In order to encode it, I tried using this code snippet
ct = ColumnTransformer(transformers=[('encoder', OneHotEncoder(), [2])], remainder='passthrough')
data_encoded = scipy.sparse.csr_matrix(ct.fit_transform(data)).toarray()
However, this produces an error.
ValueError Traceback (most recent call last)
Cell In[187], line 2
1 ct = ColumnTransformer(transformers=[('encoder', OneHotEncoder(), [2])], remainder='passthrough')
----> 2 data_encoded = scipy.sparse.csr_matrix(ct.fit_transform(data)).toarray()
File ~anaconda3envsit3102Libsite-packagesscipysparse_compressed.py:88, in _cs_matrix.__init__(self, arg1, shape, dtype, copy)

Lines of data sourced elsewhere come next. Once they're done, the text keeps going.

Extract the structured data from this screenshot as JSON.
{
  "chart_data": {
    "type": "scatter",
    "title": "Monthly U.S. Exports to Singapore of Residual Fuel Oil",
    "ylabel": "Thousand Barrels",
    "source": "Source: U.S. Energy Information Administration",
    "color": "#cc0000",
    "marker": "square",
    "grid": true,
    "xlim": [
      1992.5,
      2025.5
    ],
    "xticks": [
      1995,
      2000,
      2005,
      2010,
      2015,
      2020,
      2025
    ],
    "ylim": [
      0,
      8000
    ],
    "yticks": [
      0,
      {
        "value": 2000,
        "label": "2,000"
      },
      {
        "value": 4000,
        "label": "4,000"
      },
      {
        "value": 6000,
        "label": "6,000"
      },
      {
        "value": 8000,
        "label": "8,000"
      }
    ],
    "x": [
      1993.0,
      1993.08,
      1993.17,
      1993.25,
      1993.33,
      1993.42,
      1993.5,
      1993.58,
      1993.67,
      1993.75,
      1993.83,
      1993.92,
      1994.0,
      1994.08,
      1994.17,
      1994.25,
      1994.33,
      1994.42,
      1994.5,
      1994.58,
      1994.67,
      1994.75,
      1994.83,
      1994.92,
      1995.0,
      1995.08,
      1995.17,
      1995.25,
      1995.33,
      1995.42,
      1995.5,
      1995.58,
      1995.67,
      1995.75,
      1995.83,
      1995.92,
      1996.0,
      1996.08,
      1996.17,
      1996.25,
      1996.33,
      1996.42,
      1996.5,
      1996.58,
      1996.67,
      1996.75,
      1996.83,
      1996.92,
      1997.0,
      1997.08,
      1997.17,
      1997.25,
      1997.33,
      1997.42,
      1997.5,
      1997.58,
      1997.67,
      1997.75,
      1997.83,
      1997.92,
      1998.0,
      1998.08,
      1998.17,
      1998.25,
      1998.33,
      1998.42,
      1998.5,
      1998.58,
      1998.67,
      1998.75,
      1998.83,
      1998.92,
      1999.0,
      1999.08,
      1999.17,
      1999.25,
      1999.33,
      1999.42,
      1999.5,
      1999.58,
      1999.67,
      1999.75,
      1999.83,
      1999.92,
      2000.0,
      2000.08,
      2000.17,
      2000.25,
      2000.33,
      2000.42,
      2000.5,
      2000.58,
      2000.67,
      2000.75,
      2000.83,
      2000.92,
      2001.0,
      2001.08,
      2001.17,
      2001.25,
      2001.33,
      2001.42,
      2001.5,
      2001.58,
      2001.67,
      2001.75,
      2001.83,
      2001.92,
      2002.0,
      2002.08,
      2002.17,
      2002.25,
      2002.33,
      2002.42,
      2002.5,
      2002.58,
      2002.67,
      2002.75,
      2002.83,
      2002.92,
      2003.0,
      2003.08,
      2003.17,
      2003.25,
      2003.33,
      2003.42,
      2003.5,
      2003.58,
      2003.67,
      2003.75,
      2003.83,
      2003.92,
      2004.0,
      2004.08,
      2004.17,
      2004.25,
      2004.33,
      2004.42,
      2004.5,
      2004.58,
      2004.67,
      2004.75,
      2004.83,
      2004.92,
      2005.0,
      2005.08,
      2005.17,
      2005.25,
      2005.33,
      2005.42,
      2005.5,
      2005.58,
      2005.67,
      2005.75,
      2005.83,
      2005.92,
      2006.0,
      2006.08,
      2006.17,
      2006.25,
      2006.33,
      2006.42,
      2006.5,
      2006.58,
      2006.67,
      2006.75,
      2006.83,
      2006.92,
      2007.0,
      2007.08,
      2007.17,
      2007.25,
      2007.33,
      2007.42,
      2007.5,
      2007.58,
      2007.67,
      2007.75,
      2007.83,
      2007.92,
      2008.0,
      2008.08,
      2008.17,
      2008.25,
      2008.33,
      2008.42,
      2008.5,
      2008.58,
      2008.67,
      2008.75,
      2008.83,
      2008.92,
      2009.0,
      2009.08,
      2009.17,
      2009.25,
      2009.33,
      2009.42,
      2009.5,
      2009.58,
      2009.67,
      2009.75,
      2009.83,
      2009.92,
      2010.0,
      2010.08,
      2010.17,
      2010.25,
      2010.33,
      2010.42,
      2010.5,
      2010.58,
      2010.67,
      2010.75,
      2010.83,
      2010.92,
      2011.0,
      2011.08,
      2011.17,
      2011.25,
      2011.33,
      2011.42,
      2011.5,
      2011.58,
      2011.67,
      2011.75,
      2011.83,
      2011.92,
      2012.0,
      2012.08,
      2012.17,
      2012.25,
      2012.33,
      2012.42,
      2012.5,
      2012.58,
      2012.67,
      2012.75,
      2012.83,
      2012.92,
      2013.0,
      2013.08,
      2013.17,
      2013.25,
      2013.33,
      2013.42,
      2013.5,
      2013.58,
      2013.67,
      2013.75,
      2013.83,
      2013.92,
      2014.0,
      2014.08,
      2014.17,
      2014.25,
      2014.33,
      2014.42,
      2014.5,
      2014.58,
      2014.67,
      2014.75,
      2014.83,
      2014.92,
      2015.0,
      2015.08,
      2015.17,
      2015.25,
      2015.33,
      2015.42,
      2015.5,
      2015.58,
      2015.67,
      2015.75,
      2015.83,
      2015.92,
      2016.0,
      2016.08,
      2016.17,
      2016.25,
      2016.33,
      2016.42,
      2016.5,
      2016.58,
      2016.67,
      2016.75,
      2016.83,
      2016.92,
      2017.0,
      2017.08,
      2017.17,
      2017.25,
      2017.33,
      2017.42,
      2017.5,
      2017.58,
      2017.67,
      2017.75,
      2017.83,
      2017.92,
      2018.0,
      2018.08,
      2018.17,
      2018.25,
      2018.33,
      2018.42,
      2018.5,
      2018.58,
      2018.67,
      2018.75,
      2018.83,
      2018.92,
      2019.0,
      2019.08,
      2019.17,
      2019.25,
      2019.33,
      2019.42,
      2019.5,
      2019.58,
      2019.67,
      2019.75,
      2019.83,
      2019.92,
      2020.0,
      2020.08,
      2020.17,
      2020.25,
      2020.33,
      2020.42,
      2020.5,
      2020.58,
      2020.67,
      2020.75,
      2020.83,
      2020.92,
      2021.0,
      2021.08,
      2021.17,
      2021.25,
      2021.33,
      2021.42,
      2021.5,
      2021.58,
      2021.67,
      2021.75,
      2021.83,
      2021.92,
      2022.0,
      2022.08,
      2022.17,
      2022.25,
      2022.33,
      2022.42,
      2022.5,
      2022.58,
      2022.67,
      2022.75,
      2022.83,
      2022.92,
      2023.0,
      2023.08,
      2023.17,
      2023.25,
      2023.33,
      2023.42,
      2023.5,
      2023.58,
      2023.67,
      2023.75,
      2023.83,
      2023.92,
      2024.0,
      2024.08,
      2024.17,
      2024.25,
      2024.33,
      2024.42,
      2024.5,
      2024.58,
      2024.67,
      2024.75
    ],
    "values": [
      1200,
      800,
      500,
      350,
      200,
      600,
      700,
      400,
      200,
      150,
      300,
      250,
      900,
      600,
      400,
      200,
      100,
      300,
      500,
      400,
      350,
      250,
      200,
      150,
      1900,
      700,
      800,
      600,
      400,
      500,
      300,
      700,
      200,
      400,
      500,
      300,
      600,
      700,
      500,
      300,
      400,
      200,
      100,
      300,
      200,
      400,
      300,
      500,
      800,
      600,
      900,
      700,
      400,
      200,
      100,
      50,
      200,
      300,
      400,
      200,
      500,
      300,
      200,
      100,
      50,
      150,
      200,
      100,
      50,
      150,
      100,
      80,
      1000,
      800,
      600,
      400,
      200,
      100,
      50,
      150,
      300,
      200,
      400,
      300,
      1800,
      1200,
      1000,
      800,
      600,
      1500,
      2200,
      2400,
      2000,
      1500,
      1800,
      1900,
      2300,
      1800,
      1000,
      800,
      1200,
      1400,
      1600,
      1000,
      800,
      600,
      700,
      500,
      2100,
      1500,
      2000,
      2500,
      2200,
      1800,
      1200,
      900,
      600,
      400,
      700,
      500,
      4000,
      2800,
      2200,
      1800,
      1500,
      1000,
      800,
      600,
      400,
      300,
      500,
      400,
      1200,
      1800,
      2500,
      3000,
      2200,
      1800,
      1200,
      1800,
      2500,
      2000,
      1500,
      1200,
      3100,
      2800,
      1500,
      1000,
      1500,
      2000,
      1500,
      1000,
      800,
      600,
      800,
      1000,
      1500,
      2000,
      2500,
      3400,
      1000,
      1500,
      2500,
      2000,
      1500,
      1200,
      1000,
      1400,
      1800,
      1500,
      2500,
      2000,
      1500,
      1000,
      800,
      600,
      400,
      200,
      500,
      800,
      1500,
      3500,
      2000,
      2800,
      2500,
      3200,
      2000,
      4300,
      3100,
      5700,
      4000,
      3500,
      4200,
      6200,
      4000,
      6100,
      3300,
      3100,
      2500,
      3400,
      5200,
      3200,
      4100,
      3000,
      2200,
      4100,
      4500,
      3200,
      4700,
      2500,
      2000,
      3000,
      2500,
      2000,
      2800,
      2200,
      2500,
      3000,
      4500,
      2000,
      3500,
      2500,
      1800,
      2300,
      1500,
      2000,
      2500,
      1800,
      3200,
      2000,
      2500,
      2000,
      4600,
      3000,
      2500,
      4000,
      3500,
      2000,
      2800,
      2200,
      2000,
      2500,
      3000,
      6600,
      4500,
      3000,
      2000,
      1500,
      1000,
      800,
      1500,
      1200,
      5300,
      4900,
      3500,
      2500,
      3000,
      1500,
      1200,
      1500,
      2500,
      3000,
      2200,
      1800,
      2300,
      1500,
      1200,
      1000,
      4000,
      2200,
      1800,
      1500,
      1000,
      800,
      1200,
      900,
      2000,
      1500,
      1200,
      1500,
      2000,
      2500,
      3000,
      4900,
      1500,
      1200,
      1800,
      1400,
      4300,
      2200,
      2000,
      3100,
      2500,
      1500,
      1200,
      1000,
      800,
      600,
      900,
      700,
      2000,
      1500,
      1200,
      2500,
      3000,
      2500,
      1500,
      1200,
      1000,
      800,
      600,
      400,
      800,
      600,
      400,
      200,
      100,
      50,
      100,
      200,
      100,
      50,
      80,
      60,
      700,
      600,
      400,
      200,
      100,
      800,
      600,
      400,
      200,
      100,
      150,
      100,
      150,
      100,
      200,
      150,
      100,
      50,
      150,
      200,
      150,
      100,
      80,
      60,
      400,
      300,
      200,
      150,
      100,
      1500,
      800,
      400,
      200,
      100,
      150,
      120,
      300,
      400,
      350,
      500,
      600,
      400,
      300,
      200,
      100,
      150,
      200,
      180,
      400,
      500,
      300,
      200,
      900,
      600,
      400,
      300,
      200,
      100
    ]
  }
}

86 raise ValueError(msg) from e
87 coo = self._coo_container(arg1, dtype=dtype)
---> 88 arrays = coo._coo_to_compressed(self._swap)
89 self.indptr, self.indices, self.data, self._shape = arrays
91 # Read matrix dimensions given, if any
File ~anaconda3envsit3102Libsite-packagesscipysparse_coo.py:366, in _coo_base._coo_to_compressed(self, swap)
363 indices = np.empty_like(minor, dtype=idx_dtype)
364 data = np.empty_like(self.data, dtype=self.dtype)
--> 366 coo_tocsr(M, N, nnz, major, minor, self.data, indptr, indices, data)
367 return indptr, indices, data, self.shape
ValueError: unsupported data types in input
Weirdly the only way I’ve found that doesn’t throw this error is including column 4 in addition to column 3. This isn’t what I want since column 4 isn’t categorical, but the code refuses to run without it.
ct = ColumnTransformer(transformers=[('encoder', OneHotEncoder(), [2,3])], remainder='passthrough')
For some reason only column 4 needs to be added and not the first 2 columns despite both having the same data types in all the rows.
I’ve checked column 4 and confirmed that weren’t any signs of NaNs or stray strings in any row, so I’m unsure why column 4 specifically needs to be added to the encoded columns in the code for it to work.